Agosto de 1799
«(…) Desde a sua partida, a
França encontrava-se num estado de desordem inacreditável. A antes grande
esquadra nacional, fora destruída pelos britânicos, isolando-o no Egipto. O
directório governante demonstrava a intenção de guerrear com todas as nações
monarquistas, tornando-se inimigo da Espanha, Prússia, Áustria e Holanda. Para
eles, o conflito parecia ser uma forma de prolongar o poder e recuperar um
tesouro nacional cada vez mais escasso. Ridículo. A República era um verdadeiro
fracasso. Um dos pouco jornais europeus que chegavam do outro lado do
Mediterrâneo previra que era uma mera questão de tempo até que outro Luís se
sentasse no trono francês. Ele tinha de voltar para casa. Tudo o que estimava
parecia estar desintegrando-se. A França precisa do general!, disse Monge. Agora
você está falando como um revolucionário. Seu amigo riu. Que é o que sou.
Sete anos antes, Napoleão
presenciara outros revolucionários tomarem de assalto o Palácio das Tulherias e
destronarem Luís XVI. Ele se tornara, então, um fiel servidor da nova República
e lutara em Toulon, sendo promovido, sucessivamente, a brigadeiro-general,
general do Exército do Leste e comandante na Itália. Dali, marchara para o
norte e dominara a Áustria, retornando a Paris como herói nacional. Agora, com
30 anos recém-completos, conquistara o Egipto como general do Exército do
Oriente. Mas o seu destino era governar a França. Que superfluidade de coisas
maravilhosas!, exclamou ao admirar novamente as grandes pirâmides. Ao cavalgar
do acampamento, vislumbrara trabalhadores atarefados que limpavam a areia de
uma esfinge semi-enterrada. Ele mesmo havia ordenado a escavação daquela guardiã
austera e estava contente com os progressos. Esta é a pirâmide mais próxima do
Cairo, a chamamos, portanto, de Primeira, disse Monge. Apontou para outra. A
Segunda. A mais distante é a Terceira. Se pudéssemos ler os hieróglifos, saberíamos,
talvez, quais eram os seus verdadeiros nomes. Concordava com ele. Ninguém era
capaz de compreender os estranhos sinais presentes em quase todos os monumentos
antigos. Havia ordenado que fossem copiados; os desenhos eram tantos que os seus
artistas tinham gasto todos os lápis trazidos da França. Monge inventara um
modo engenhoso de manufacturá-los: derretendo projécteis de chumbo nos juncos
do Nilo. É possível que ainda haja esperança, disse ele. E viu Monge assentir,
como se soubesse disso.
Ambos sabiam que uma pedra escura
e feiosa encontrada em Roseta, com três tipos diferentes de inscrições, hieróglifos
(a língua do Antigo Egipto), demótico (a actual) e grego, poderia conter a
resposta. No mês anterior, comparecera a uma sessão do Instituto Egipto, criado
por ele para estimular os seus savants, onde a descoberta havia sido anunciada.
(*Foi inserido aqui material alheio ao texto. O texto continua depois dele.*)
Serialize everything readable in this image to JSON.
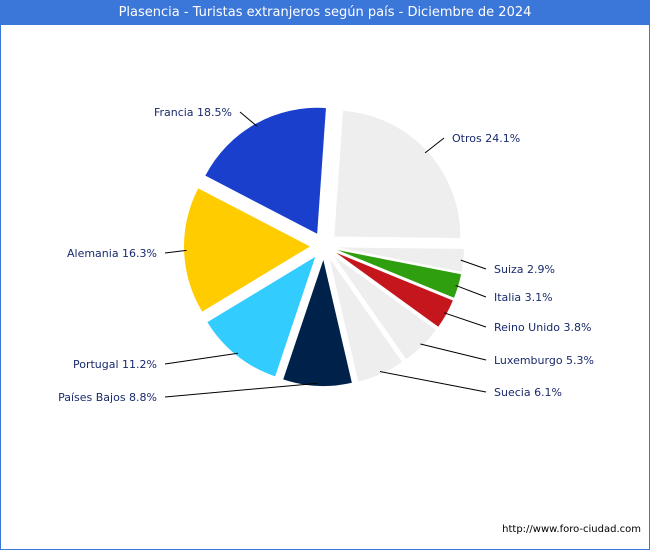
{
  "chart_data": {
    "type": "pie",
    "title": "Plasencia - Turistas extranjeros según país - Diciembre de 2024",
    "slices": [
      {
        "name": "Otros",
        "label": "Otros 24.1%",
        "value": 24.1,
        "color": "#eeeeee"
      },
      {
        "name": "Suiza",
        "label": "Suiza 2.9%",
        "value": 2.9,
        "color": "#eeeeee"
      },
      {
        "name": "Italia",
        "label": "Italia 3.1%",
        "value": 3.1,
        "color": "#2f9e0f"
      },
      {
        "name": "Reino Unido",
        "label": "Reino Unido 3.8%",
        "value": 3.8,
        "color": "#c4161c"
      },
      {
        "name": "Luxemburgo",
        "label": "Luxemburgo 5.3%",
        "value": 5.3,
        "color": "#eeeeee"
      },
      {
        "name": "Suecia",
        "label": "Suecia 6.1%",
        "value": 6.1,
        "color": "#eeeeee"
      },
      {
        "name": "Países Bajos",
        "label": "Países Bajos 8.8%",
        "value": 8.8,
        "color": "#00224a"
      },
      {
        "name": "Portugal",
        "label": "Portugal 11.2%",
        "value": 11.2,
        "color": "#33ccff"
      },
      {
        "name": "Alemania",
        "label": "Alemania 16.3%",
        "value": 16.3,
        "color": "#ffcc00"
      },
      {
        "name": "Francia",
        "label": "Francia 18.5%",
        "value": 18.5,
        "color": "#1a3fcc"
      }
    ]
  },
  "footer": {
    "source": "http://www.foro-ciudad.com"
  }
}
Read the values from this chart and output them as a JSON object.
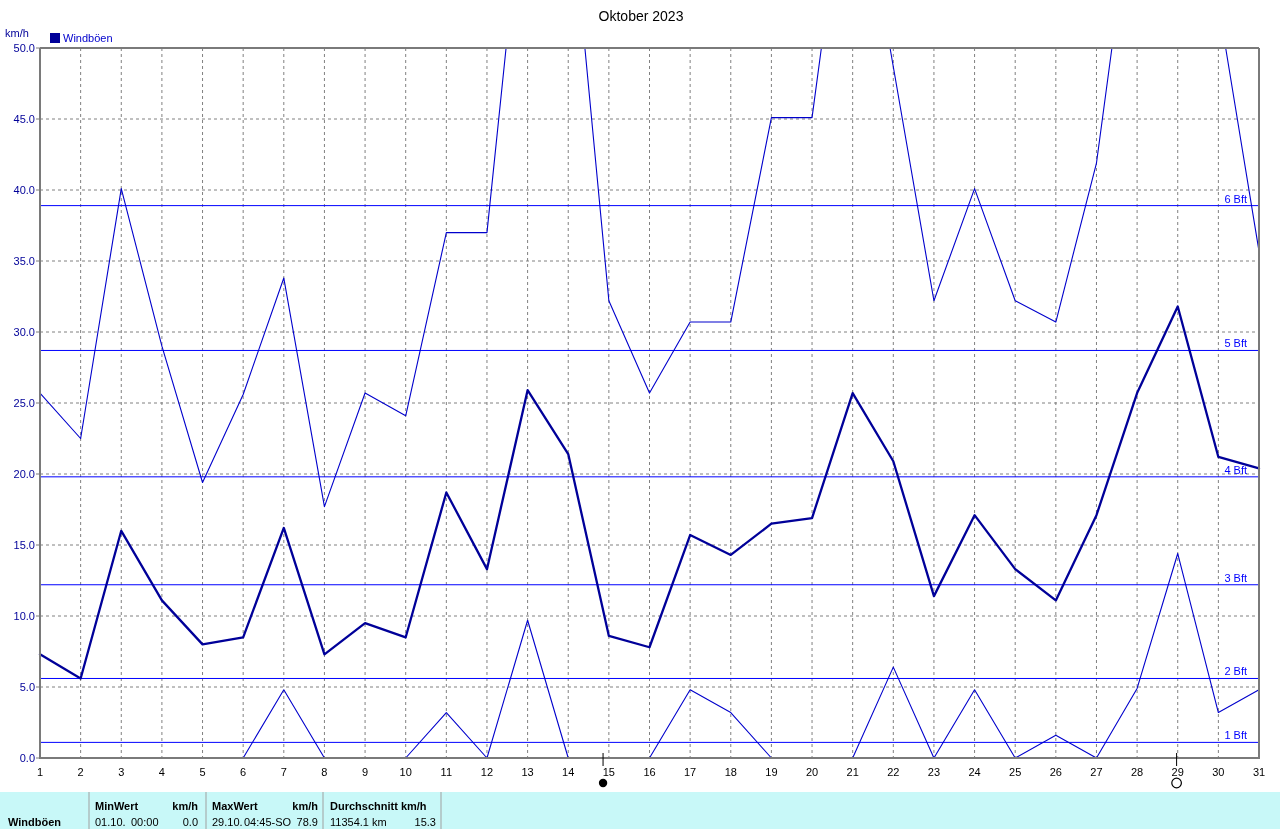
{
  "chart_data": {
    "type": "line",
    "title": "Oktober 2023",
    "ylabel": "km/h",
    "x": [
      1,
      2,
      3,
      4,
      5,
      6,
      7,
      8,
      9,
      10,
      11,
      12,
      13,
      14,
      15,
      16,
      17,
      18,
      19,
      20,
      21,
      22,
      23,
      24,
      25,
      26,
      27,
      28,
      29,
      30,
      31
    ],
    "series": [
      {
        "color": "#0000cc",
        "x": [
          1,
          2,
          3,
          4,
          5,
          6,
          7,
          8,
          9,
          10,
          11,
          12,
          12.47,
          13,
          14.41,
          15,
          16,
          17,
          18,
          19,
          20,
          20.23,
          21,
          21.92,
          23,
          24,
          25,
          26,
          27,
          27.38,
          29,
          30.18,
          31
        ],
        "values": [
          25.7,
          22.5,
          40.1,
          29.0,
          19.4,
          25.6,
          33.8,
          17.7,
          25.7,
          24.1,
          37.0,
          37.0,
          50,
          null,
          50,
          32.2,
          25.7,
          30.7,
          30.7,
          45.1,
          45.1,
          50,
          null,
          50,
          32.2,
          40.1,
          32.2,
          30.7,
          41.9,
          50,
          null,
          50,
          35.7
        ]
      },
      {
        "name": "Windböen",
        "color": "#000099",
        "values": [
          7.3,
          5.6,
          16.0,
          11.1,
          8.0,
          8.5,
          16.2,
          7.3,
          9.5,
          8.5,
          18.7,
          13.3,
          25.9,
          21.4,
          8.6,
          7.8,
          15.7,
          14.3,
          16.5,
          16.9,
          25.7,
          20.9,
          11.4,
          17.1,
          13.3,
          11.1,
          17.1,
          25.7,
          31.8,
          21.2,
          20.4
        ]
      },
      {
        "color": "#0000cc",
        "values": [
          null,
          null,
          null,
          null,
          null,
          0,
          4.8,
          0,
          null,
          0,
          3.2,
          0,
          9.7,
          0,
          null,
          0,
          4.8,
          3.2,
          0,
          null,
          0,
          6.4,
          0,
          4.8,
          0,
          1.6,
          0,
          4.9,
          14.4,
          3.2,
          4.8
        ]
      }
    ],
    "xlim": [
      1,
      31
    ],
    "xticks": [
      1,
      2,
      3,
      4,
      5,
      6,
      7,
      8,
      9,
      10,
      11,
      12,
      13,
      14,
      15,
      16,
      17,
      18,
      19,
      20,
      21,
      22,
      23,
      24,
      25,
      26,
      27,
      28,
      29,
      30,
      31
    ],
    "ylim": [
      0,
      50
    ],
    "yticks": [
      {
        "value": 0,
        "label": "0.0"
      },
      {
        "value": 5,
        "label": "5.0"
      },
      {
        "value": 10,
        "label": "10.0"
      },
      {
        "value": 15,
        "label": "15.0"
      },
      {
        "value": 20,
        "label": "20.0"
      },
      {
        "value": 25,
        "label": "25.0"
      },
      {
        "value": 30,
        "label": "30.0"
      },
      {
        "value": 35,
        "label": "35.0"
      },
      {
        "value": 40,
        "label": "40.0"
      },
      {
        "value": 45,
        "label": "45.0"
      },
      {
        "value": 50,
        "label": "50.0"
      }
    ],
    "grid": true,
    "legend": "top left",
    "ref_lines": [
      {
        "axis": "y",
        "value": 1.1,
        "label": "1 Bft",
        "color": "#0000ff"
      },
      {
        "axis": "y",
        "value": 5.6,
        "label": "2 Bft",
        "color": "#0000ff"
      },
      {
        "axis": "y",
        "value": 12.2,
        "label": "3 Bft",
        "color": "#0000ff"
      },
      {
        "axis": "y",
        "value": 19.8,
        "label": "4 Bft",
        "color": "#0000ff"
      },
      {
        "axis": "y",
        "value": 28.7,
        "label": "5 Bft",
        "color": "#0000ff"
      },
      {
        "axis": "y",
        "value": 38.9,
        "label": "6 Bft",
        "color": "#0000ff"
      }
    ],
    "annotations": [
      "Windböen",
      "MinWert",
      "km/h",
      "01.10.",
      "00:00",
      "0.0",
      "MaxWert",
      "km/h",
      "29.10.",
      "04:45-SO",
      "78.9",
      "Durchschnitt km/h",
      "11354.1 km",
      "15.3"
    ]
  }
}
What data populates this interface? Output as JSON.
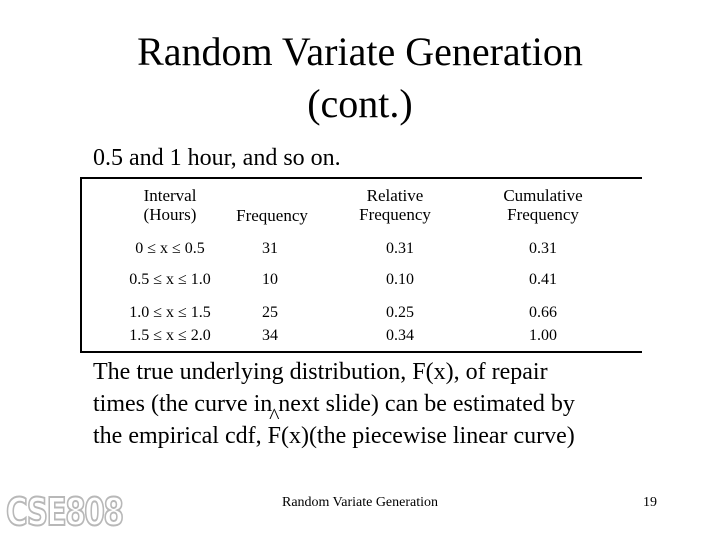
{
  "slide": {
    "title_line1": "Random Variate Generation",
    "title_line2": "(cont.)",
    "lead": "0.5 and 1 hour, and so on.",
    "table": {
      "headers": {
        "interval_l1": "Interval",
        "interval_l2": "(Hours)",
        "frequency": "Frequency",
        "relative_l1": "Relative",
        "relative_l2": "Frequency",
        "cumulative_l1": "Cumulative",
        "cumulative_l2": "Frequency"
      },
      "rows": [
        {
          "interval": "0 ≤ x ≤ 0.5",
          "frequency": "31",
          "relative": "0.31",
          "cumulative": "0.31"
        },
        {
          "interval": "0.5 ≤ x ≤ 1.0",
          "frequency": "10",
          "relative": "0.10",
          "cumulative": "0.41"
        },
        {
          "interval": "1.0 ≤ x ≤ 1.5",
          "frequency": "25",
          "relative": "0.25",
          "cumulative": "0.66"
        },
        {
          "interval": "1.5 ≤ x ≤ 2.0",
          "frequency": "34",
          "relative": "0.34",
          "cumulative": "1.00"
        }
      ]
    },
    "body": {
      "line1": "The true underlying distribution, F(x), of repair",
      "line2": "times (the curve in next slide) can be estimated by",
      "line3_pre": "the empirical cdf, ",
      "line3_hat": "^",
      "line3_f": "F",
      "line3_post": "(x)(the piecewise linear curve)"
    },
    "logo_text": "CSE808",
    "footer": "Random Variate Generation",
    "page_number": "19"
  }
}
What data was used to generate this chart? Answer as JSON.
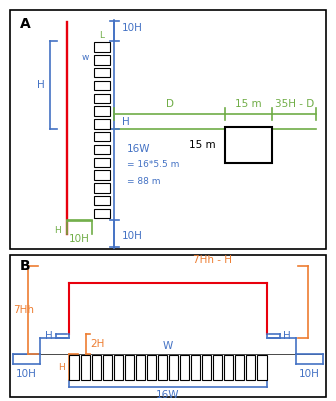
{
  "fig_width": 3.36,
  "fig_height": 4.01,
  "dpi": 100,
  "bg_color": "#ffffff",
  "border_color": "#000000",
  "red_color": "#e8000d",
  "blue_color": "#4472c4",
  "green_color": "#70ad47",
  "orange_color": "#ed7d31",
  "black_color": "#000000",
  "panel_A_label": "A",
  "panel_B_label": "B",
  "text_16W": "16W",
  "text_16W_eq1": "= 16*5.5 m",
  "text_16W_eq2": "= 88 m",
  "text_15m_green": "15 m",
  "text_15m_black": "15 m",
  "text_D": "D",
  "text_35HD": "35H - D",
  "text_10H_top": "10H",
  "text_10H_bot": "10H",
  "text_10H_green": "10H",
  "text_H_left": "H",
  "text_H_mid": "H",
  "text_L": "L",
  "text_w": "w",
  "text_7Hh": "7Hh",
  "text_7HhH": "7Hh - H",
  "text_H_B_left": "H",
  "text_H_B_right": "H",
  "text_10H_B_left": "10H",
  "text_10H_B_right": "10H",
  "text_2H": "2H",
  "text_W_B": "W",
  "text_Hc": "H",
  "text_16W_B": "16W",
  "fence_A_n_slats": 14,
  "fence_B_n_slats": 18
}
Mas eram necessários muitos outros estudos. Estamos fazendo as primeiras
vistorias sistemáticas desses locais, afirmou Monge. Todos os que nos
antecederam eram meros saqueadores. Devemos celebrar os nossos achados. Outra
ideia revolucionária, pensou Napoleão. Típica de Monge. Leve-me para dentro,
ordenou. Na face norte, com o amigo a conduzi-lo, subiram por uma escada até
uma plataforma a 20 metros de altura. Meses antes, havia chegado até aquele
ponto com alguns dos seus comandantes, quando fizeram a primeira inspecção nas pirâmides.
Mas recusara-se a entrar no edifício, pois para isso teria de engatinhar diante
dos seus subordinados. Desta vez, curvou-se para a frente e foi serpeando por
um corredor de não mais de 1 metro de altura e da mesma largura, inclinando-se
subtilmente para baixo, pelo centro da pirâmide. A bolsa de couro pendia de seu
pescoço, balançando no ar. Chegaram a outro corredor, escavado na direcção
superior, onde Monge entrou. A rampa agora inclinava-se para cima, apontando
para um quadrado iluminado na extremidade mais distante. Emergiram e puderam
ficar de pé, a magnitude do lugar preenchendo-o com reverência. A luz
bruxuleante das lamparinas a óleo, viu um tecto que se erguia a uma altura de
quase 10 metros. O chão era de um aclive íngreme, ao longo de mais alvenaria de
granito. Paredes projectavam-se para fora numa série de cantiléveres, construídos
uns sobre os outros para formarem uma abóbada estreita. É magnífico, suspirou. Começamos
a chamá-la de Grande Galeria. Um rótulo apropriado». In Steve Berry, Vingança em
Paris, 2011, Livros d’Hoje, 2012, ISBN 978-972-204-916-0.